While Elevance, Kaiser Permanente, and Highmark Health have slightly different ways of approaching food as medicine within their respective organizations, they have similar desires: to have a meaningful impact on food and nutrition security and diet-related diseases.

Schwartz added that he would like to see more collaboration between health organizations to make progress on food and nutrition security.

“I don’t think where we do it and how we do it should be a competitive thing,” he said. “I think it should be, how can we most effectively treat and prevent diet-related diseases? The health sector needs to come to the table together to find out what is most effective here.”

It’s no surprise that payers are increasingly targeting food insecurity and availability of nutritious food as a key capability. In fact, recent studies show that just covering medically tailored meals could save payers $13.6 billion annually.
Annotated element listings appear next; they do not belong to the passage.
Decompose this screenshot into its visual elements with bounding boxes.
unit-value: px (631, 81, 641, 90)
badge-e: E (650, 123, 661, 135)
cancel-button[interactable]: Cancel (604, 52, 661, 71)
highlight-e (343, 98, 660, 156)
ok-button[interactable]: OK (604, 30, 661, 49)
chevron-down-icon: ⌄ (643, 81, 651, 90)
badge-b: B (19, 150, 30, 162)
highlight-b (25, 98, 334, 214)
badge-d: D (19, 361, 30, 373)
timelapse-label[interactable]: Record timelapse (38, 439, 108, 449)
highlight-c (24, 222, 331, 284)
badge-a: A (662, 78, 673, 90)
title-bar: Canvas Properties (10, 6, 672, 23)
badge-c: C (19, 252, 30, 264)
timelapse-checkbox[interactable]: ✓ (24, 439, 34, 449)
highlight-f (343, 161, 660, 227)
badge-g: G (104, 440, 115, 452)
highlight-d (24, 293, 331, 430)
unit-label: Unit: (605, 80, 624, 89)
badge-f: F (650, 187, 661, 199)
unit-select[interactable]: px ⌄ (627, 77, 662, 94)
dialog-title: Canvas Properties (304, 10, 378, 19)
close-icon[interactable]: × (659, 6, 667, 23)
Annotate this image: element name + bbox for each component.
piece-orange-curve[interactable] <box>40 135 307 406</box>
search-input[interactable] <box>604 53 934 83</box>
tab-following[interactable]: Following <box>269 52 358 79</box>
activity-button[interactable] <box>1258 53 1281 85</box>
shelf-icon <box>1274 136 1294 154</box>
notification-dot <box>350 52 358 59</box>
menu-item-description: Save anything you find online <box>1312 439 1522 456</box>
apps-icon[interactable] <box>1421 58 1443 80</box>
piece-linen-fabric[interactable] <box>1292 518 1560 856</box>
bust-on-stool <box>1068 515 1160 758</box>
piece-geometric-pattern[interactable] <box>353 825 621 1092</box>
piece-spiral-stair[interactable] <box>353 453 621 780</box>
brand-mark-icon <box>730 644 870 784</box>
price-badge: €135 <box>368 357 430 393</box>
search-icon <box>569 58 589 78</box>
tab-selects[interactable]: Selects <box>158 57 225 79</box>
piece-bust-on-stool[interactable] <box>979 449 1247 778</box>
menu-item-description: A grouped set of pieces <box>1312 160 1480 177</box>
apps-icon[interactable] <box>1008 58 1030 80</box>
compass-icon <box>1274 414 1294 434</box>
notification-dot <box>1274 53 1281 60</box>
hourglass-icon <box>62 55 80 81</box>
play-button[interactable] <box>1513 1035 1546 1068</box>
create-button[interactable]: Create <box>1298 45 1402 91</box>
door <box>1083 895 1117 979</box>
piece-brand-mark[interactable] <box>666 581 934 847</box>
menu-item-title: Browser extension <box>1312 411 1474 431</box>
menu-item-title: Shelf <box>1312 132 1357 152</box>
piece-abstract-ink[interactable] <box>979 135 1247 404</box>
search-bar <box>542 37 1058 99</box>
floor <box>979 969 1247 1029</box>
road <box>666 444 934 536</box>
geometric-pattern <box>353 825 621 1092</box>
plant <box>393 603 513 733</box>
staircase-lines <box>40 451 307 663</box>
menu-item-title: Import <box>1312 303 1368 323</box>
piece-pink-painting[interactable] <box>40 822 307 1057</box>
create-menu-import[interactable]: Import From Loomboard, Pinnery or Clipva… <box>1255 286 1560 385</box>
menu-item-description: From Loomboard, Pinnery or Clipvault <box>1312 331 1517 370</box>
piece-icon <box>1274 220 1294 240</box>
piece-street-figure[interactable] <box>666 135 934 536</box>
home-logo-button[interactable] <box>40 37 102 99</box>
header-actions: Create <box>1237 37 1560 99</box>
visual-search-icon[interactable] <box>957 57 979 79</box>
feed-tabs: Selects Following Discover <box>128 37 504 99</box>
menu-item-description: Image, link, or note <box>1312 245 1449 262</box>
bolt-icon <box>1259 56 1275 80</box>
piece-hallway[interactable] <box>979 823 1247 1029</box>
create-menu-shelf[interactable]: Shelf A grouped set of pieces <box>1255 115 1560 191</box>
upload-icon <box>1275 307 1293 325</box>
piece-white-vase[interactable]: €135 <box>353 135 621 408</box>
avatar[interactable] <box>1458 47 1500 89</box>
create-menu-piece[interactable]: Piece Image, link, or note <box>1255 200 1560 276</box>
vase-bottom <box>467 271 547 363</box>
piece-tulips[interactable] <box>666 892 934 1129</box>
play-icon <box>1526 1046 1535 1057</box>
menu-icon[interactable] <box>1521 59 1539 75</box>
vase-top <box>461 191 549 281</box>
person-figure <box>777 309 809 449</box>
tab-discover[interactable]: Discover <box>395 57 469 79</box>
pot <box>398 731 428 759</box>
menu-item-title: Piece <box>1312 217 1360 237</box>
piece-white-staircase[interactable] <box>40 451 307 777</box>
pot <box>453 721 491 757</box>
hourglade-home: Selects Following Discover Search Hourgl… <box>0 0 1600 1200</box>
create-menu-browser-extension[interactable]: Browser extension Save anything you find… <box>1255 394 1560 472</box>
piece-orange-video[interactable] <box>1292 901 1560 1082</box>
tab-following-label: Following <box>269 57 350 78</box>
Dr. D., a practicing physician and executive director of the Center for Health Solutions and the Institute for Health Equity. Jay Bhatt explained that taking a dedicated role as medicine for food, as Elevance has done, is not the only path payers and healthcare organizations are taking. at Deloitte. Other strategies include creating a food safety task force, integrating food insecurity into existing roles, collaborating with outside organizations, training clinician networks, and collaborating with employers.

But whatever strategy the payer chooses, one thing is clear:

Organizations may have one person to provide leadership, but the work on this issue needs to be incorporated through the organization into its overall health equity strategy, operations, measurement and financial priorities,” Bhatt said. “Food equity cannot be a side hustle.”